Sevildiğiniz anda objeleşiyorsunuz, bir sabitlenme etkisi olmadan sevmek, ‘sevilmek’ pek mümkün değil. Sevilme isteğinin saçma olduğuyla ilgili benim iki çıkış noktam var: biri imkansızlık çıkışlı, biri olanaksızlık çıkışlı. Bunların farkı birinin realitede imkansızlığı, birinin ise fikirsel olarak imkansız olması. Önce daha fikirsel olan imkansızlık: sevmek dediğiniz eylem ne bilmiyorum. Bunu duygulanımla veya aksiyonlarla tanımlayabilirsiniz, nasıl seviyorsanız, bu tanım anlık olarak umrumda değil. Sevmenin fikirsel imkansızlığı insanın varlık kavrayşından kaynaklanıyor, birini ‘sevmenizin’ belli nedenleri olur, fakat bu hiçbir zaman gerçeklikle tam olarak örtüşmez. Kişi hiçbir zaman kendi bütünü olarak sevilemez. Bunu ailesi dahi yapamaz: gözümde hem bebeksin, hep küçüksün muhabbeti de buradan geliyor. İnsan büyüdükçe o kadar farklılaşıyor ki ailenin sevgisi geçmişte yatan bir imgeden ibaret kalıyor. ‘Aşk’ dediğimiz yalanda da bu böyle. Kısmî tanışıklıklıklarla başlayan ‘alevli’ bir duygusallık, şanslıysanız ya boktan bir mezarda sonlanıyor veya şanssızsanız iğrenç bir evlilikte. Aşkın iyi bir sonu olmaması da yine bu çıkıştaki anlamsızlıktan kaynaklanıyor. Hatayı kabullenmek yerine daha çok içine kapılıyoruz.
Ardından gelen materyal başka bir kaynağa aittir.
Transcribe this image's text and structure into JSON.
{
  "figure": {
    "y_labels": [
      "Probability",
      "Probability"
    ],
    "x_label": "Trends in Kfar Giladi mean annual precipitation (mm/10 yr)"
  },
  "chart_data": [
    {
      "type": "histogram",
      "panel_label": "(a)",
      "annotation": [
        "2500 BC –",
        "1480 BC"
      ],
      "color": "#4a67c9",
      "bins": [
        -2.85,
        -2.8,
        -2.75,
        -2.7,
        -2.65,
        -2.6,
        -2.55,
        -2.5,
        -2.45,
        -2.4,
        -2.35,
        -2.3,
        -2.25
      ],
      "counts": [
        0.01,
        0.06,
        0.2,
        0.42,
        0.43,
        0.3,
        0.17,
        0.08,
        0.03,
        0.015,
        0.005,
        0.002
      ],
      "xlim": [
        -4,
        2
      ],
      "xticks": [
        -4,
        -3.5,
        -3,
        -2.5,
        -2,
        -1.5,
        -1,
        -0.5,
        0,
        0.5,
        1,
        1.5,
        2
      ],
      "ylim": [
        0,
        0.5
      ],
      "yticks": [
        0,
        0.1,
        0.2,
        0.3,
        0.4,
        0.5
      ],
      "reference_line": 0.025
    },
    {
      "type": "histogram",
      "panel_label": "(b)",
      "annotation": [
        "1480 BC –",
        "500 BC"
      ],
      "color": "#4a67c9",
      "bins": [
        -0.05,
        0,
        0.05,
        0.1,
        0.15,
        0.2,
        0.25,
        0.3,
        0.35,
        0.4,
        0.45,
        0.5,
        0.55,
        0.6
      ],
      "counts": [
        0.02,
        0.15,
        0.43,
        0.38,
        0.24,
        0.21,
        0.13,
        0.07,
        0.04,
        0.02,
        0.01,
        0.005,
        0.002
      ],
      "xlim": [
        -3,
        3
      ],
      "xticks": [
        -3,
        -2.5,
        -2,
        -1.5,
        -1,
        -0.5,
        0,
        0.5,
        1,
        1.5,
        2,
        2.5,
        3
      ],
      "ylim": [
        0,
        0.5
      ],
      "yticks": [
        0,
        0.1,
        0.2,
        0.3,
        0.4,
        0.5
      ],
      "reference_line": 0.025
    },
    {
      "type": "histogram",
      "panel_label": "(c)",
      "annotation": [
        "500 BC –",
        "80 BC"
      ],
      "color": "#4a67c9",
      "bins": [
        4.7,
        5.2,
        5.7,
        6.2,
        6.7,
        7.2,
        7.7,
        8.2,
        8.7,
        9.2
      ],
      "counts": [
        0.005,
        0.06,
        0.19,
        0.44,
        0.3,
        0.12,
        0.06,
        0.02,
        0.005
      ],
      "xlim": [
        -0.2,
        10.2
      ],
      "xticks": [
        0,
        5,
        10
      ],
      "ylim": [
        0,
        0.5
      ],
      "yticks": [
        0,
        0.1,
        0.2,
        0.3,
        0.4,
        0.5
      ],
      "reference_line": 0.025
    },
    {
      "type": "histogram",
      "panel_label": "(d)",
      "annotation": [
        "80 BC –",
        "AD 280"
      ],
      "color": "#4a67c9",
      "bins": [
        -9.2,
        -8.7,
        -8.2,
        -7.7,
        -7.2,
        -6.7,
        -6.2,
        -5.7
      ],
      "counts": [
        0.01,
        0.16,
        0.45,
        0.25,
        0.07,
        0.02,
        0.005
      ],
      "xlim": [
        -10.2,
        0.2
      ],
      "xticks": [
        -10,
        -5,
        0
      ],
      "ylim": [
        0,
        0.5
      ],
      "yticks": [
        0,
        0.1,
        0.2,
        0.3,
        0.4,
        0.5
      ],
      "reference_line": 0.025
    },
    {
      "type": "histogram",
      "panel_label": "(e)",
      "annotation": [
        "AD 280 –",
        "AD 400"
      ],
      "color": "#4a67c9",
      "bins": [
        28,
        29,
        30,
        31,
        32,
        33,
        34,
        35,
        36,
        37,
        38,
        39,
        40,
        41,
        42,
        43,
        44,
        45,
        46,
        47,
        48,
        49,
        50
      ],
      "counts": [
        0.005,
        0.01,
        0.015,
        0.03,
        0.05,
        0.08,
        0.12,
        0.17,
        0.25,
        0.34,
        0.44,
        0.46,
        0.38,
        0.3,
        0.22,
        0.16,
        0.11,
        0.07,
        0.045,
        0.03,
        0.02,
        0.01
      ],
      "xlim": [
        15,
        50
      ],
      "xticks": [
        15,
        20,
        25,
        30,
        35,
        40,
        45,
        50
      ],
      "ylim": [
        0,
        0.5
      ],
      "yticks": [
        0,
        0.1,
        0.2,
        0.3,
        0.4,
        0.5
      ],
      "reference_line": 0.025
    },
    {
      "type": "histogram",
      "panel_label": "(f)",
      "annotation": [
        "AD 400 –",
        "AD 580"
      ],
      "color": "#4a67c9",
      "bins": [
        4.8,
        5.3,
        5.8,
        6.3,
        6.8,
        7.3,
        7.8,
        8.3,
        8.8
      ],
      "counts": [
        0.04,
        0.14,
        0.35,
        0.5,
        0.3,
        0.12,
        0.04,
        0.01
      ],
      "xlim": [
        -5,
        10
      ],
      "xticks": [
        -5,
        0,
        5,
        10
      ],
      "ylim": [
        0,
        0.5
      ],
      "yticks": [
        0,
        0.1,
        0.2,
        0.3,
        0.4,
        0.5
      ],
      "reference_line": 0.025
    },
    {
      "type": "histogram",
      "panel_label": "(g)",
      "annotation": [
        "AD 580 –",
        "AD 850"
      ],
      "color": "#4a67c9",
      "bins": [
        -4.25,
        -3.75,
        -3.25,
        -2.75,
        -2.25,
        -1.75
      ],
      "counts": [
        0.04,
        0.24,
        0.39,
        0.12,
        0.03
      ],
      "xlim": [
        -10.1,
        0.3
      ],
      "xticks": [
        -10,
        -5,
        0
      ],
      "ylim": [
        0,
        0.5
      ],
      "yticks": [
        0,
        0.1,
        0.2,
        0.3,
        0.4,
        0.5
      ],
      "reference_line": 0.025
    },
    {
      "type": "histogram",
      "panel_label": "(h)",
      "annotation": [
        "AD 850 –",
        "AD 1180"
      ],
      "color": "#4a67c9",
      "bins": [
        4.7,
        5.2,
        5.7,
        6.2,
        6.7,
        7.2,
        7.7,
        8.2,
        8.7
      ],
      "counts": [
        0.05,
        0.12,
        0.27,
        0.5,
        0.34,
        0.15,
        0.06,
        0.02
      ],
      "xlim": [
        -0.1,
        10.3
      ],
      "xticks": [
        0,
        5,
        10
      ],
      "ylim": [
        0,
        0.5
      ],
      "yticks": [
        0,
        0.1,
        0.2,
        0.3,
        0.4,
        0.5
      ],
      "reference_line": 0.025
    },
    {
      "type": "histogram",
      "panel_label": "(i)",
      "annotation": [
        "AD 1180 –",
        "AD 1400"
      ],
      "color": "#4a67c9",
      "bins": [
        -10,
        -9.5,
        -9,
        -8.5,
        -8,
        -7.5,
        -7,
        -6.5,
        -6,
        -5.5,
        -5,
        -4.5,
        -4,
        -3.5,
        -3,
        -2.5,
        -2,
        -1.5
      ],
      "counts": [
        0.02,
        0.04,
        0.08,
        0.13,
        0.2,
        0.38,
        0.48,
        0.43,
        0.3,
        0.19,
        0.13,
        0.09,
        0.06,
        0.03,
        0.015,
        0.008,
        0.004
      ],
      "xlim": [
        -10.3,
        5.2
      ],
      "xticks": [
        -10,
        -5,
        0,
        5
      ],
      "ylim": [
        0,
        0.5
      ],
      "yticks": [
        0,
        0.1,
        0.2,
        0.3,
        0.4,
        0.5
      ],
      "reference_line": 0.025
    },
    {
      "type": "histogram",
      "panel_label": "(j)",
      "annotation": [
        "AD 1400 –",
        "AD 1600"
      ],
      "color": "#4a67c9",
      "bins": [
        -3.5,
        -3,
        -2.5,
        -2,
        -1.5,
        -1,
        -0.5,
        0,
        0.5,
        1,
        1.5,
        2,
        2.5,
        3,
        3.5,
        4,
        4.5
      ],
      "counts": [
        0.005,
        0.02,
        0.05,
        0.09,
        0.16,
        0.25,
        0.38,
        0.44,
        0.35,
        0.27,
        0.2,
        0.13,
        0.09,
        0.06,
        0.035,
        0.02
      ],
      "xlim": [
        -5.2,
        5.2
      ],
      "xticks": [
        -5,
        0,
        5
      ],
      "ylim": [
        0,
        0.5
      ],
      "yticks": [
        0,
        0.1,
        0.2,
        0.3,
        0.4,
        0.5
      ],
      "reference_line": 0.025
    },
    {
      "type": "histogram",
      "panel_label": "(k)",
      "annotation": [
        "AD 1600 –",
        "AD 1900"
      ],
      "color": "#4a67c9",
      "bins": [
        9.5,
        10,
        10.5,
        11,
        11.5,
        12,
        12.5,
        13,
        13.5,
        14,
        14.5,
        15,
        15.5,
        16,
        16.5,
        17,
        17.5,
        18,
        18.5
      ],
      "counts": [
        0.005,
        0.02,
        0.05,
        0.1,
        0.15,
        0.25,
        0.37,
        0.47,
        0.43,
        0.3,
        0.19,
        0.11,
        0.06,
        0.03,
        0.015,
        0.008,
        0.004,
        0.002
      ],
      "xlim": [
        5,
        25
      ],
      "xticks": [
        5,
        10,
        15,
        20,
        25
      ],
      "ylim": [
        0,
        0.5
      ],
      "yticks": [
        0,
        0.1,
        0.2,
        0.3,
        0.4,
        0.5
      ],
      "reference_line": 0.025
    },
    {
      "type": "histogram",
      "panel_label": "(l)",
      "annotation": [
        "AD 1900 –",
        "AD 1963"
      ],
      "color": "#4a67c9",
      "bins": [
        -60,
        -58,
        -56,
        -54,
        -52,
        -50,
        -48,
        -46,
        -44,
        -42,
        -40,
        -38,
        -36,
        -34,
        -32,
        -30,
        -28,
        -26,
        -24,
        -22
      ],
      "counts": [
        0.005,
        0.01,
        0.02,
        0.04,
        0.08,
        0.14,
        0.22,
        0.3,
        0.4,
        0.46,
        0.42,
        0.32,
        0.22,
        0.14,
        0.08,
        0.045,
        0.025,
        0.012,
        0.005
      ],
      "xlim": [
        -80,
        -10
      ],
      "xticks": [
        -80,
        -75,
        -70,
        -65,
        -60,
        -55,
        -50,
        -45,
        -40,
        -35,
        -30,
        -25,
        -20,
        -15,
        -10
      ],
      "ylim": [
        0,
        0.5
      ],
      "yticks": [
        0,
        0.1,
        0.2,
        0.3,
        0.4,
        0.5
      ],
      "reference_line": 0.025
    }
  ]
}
Daha büyük nokta ise realitedeki olanaksızlık. Çok seviyorum diyip bir hafta sonra yazmayı kesenleri, keşke beraber yaşasak diyip selamınızı bile almayanları çok görmüşsünüzdür. Örneklerle uzatmayacağım. Kimsenin aşk hayatı mutlu değil. Çünkü olmamalı böyle bir hayat, aşk denen olay insanlara yasaklanmalıydı. Yanınızdaki kişi size ne kadar yakın olursa olsun sizi bir beden olarak algılıyor. Bu beden siz misiniz, ne kadar iletişimdesiniz? Realitedeki imkansızlık tam olarak Zeus’un insasnları bölmesi hikayesinin bir sonucu. Bu diğer yarımız yok ama, var diyen çocuk yalanı satıyordur. Diğer yarımızı Tanrılar eğlenmek için Cehennemin dibinde mahpusa attı. Boş boş dönüp dolaşmamızı izleyerek eğlenmek için. Hayat arkadaşı lafını duyunca irkiliyorum artık. Hiçbir insan ilişkisi mutlu bitmez, sadece bazıları sonradan affederek mutlu bittiği ilüzyonuyla yaşarlar.
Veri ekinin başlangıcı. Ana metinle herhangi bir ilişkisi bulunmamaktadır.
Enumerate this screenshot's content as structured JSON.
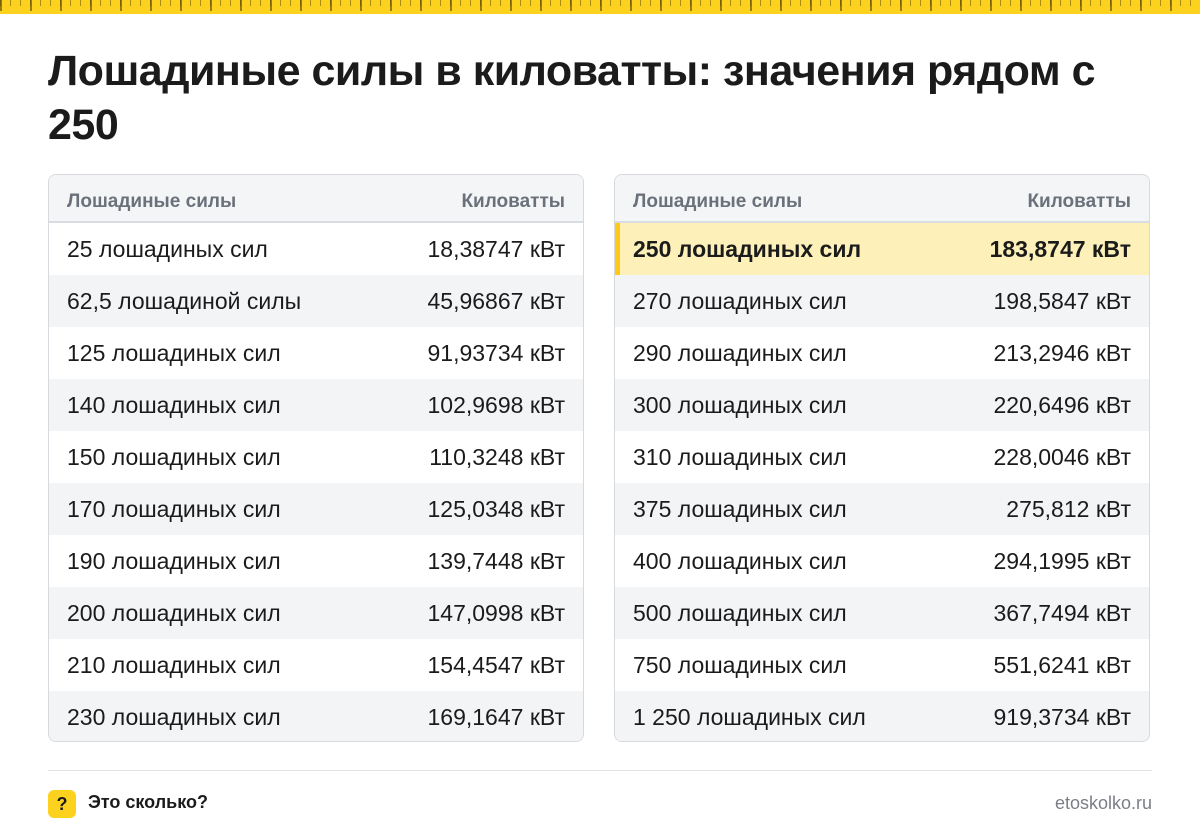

Sevilme isteği neden saçma? Niçe de aynı kadına defalarca evlilik teklif ederken biliyordu bu imkansızlığı ama onun kast ettiği başka bir olgu. Sevgi isteğiyle dolaşan bir insan bunun karşılanmadığı her an nefrete ve hınç batağına kapılır. Hayatı olumlama fikriyle hiç uyuşmayan bir olgu. Sevgiye inansa da sevilmenin imkansızlığını o da biliyordu. Kaç güzel hikaye biz sevmeyi bilmediğimiz için yaşanmayıp öylece kayıp gitti acaba? Sonu Werthere benzemeli en azından sevenin, bir sonu olmalı sevginin. Sevmenin güzelliği de orda, bir etkileme eylemi, sevilmek gibi edilgen mi hiç? İmkansıza zaten ulaşamıyorum neden etrafımı sevmeyeyim? Dünyanın sizi sevme gibi bir zorunluluğu yok. Hiç aşk yaşamaya da bilirsiniz, neden yaşayasınız ki?
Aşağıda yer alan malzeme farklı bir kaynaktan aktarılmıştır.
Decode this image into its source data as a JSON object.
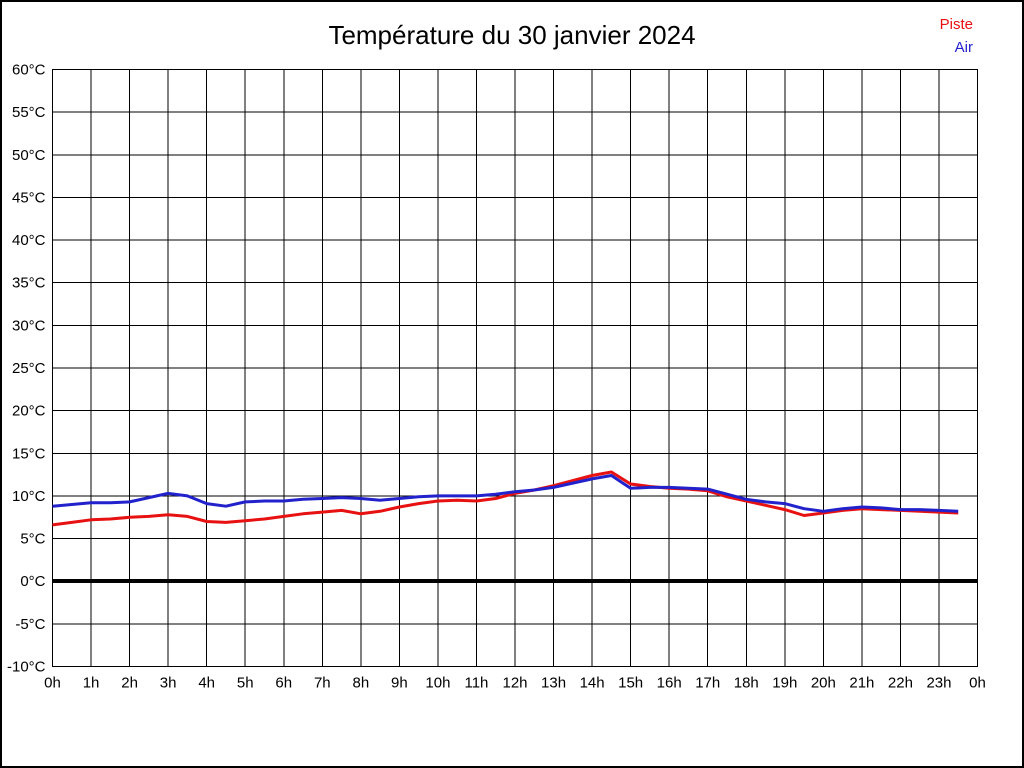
{
  "title": "Température du 30 janvier 2024",
  "legend": {
    "items": [
      {
        "label": "Piste",
        "color": "#e81111"
      },
      {
        "label": "Air",
        "color": "#2222cc"
      }
    ]
  },
  "chart_data": {
    "type": "line",
    "title": "Température du 30 janvier 2024",
    "xlabel": "",
    "ylabel": "",
    "xlim": [
      0,
      24
    ],
    "ylim": [
      -10,
      60
    ],
    "grid": true,
    "zero_line_value": 0,
    "x_tick_labels": [
      "0h",
      "1h",
      "2h",
      "3h",
      "4h",
      "5h",
      "6h",
      "7h",
      "8h",
      "9h",
      "10h",
      "11h",
      "12h",
      "13h",
      "14h",
      "15h",
      "16h",
      "17h",
      "18h",
      "19h",
      "20h",
      "21h",
      "22h",
      "23h",
      "0h"
    ],
    "y_tick_labels": [
      "60°C",
      "55°C",
      "50°C",
      "45°C",
      "40°C",
      "35°C",
      "30°C",
      "25°C",
      "20°C",
      "15°C",
      "10°C",
      "5°C",
      "0°C",
      "-5°C",
      "-10°C"
    ],
    "y_tick_values": [
      60,
      55,
      50,
      45,
      40,
      35,
      30,
      25,
      20,
      15,
      10,
      5,
      0,
      -5,
      -10
    ],
    "x": [
      0,
      0.5,
      1,
      1.5,
      2,
      2.5,
      3,
      3.5,
      4,
      4.5,
      5,
      5.5,
      6,
      6.5,
      7,
      7.5,
      8,
      8.5,
      9,
      9.5,
      10,
      10.5,
      11,
      11.5,
      12,
      12.5,
      13,
      13.5,
      14,
      14.5,
      15,
      15.5,
      16,
      16.5,
      17,
      17.5,
      18,
      18.5,
      19,
      19.5,
      20,
      20.5,
      21,
      21.5,
      22,
      22.5,
      23,
      23.5
    ],
    "series": [
      {
        "name": "Piste",
        "color": "#e81111",
        "values": [
          6.6,
          6.9,
          7.2,
          7.3,
          7.5,
          7.6,
          7.8,
          7.6,
          7.0,
          6.9,
          7.1,
          7.3,
          7.6,
          7.9,
          8.1,
          8.3,
          7.9,
          8.2,
          8.7,
          9.1,
          9.4,
          9.5,
          9.4,
          9.7,
          10.3,
          10.7,
          11.2,
          11.8,
          12.4,
          12.8,
          11.4,
          11.1,
          10.9,
          10.8,
          10.6,
          9.9,
          9.4,
          8.9,
          8.4,
          7.7,
          8.0,
          8.3,
          8.5,
          8.4,
          8.3,
          8.2,
          8.1,
          8.0
        ]
      },
      {
        "name": "Air",
        "color": "#2222cc",
        "values": [
          8.8,
          9.0,
          9.2,
          9.2,
          9.3,
          9.8,
          10.3,
          10.0,
          9.1,
          8.8,
          9.3,
          9.4,
          9.4,
          9.6,
          9.7,
          9.8,
          9.7,
          9.5,
          9.7,
          9.9,
          10.0,
          10.0,
          10.0,
          10.2,
          10.5,
          10.7,
          11.0,
          11.5,
          12.0,
          12.4,
          10.9,
          11.0,
          11.0,
          10.9,
          10.8,
          10.2,
          9.6,
          9.3,
          9.1,
          8.5,
          8.2,
          8.5,
          8.7,
          8.6,
          8.4,
          8.4,
          8.3,
          8.2
        ]
      }
    ],
    "legend_position": "top-right"
  }
}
Sevilme isteği bu saçma insan mitlerinden biri aslında, daha düşünmek isteyen bunların hepsini, mutluluk, başarı, umut prensiplerine de uygulayabilir. Toplumun temelinde yatan mitler Psükhemiz zarar görmesin diye oluşmuş anlatılar, ama farkında olmadan daha çok zarar veren anlatılar. Şimdi bir de Beyaz atlı Prens ve Prenses sendromları arttı Hollywood ile, umarım yandığını görürüz. Kimse sizi sevmiyor, sevmek zorunda değil, sevemez istese de. Bu gerçeklikle ne yapacağınız size bağlı, ya kırıntıları arayabilirsiniz bazı insanlarda, ya da bırakıp sadece sevmeyi deneyebilirsiniz.

Sevilmek imkansızsa sevmek imkansız değil ya, tamam sevilenin kendisini sevemiyorsunuz, ama napayım? Elimden daha iyisi gelmiyor dostlar.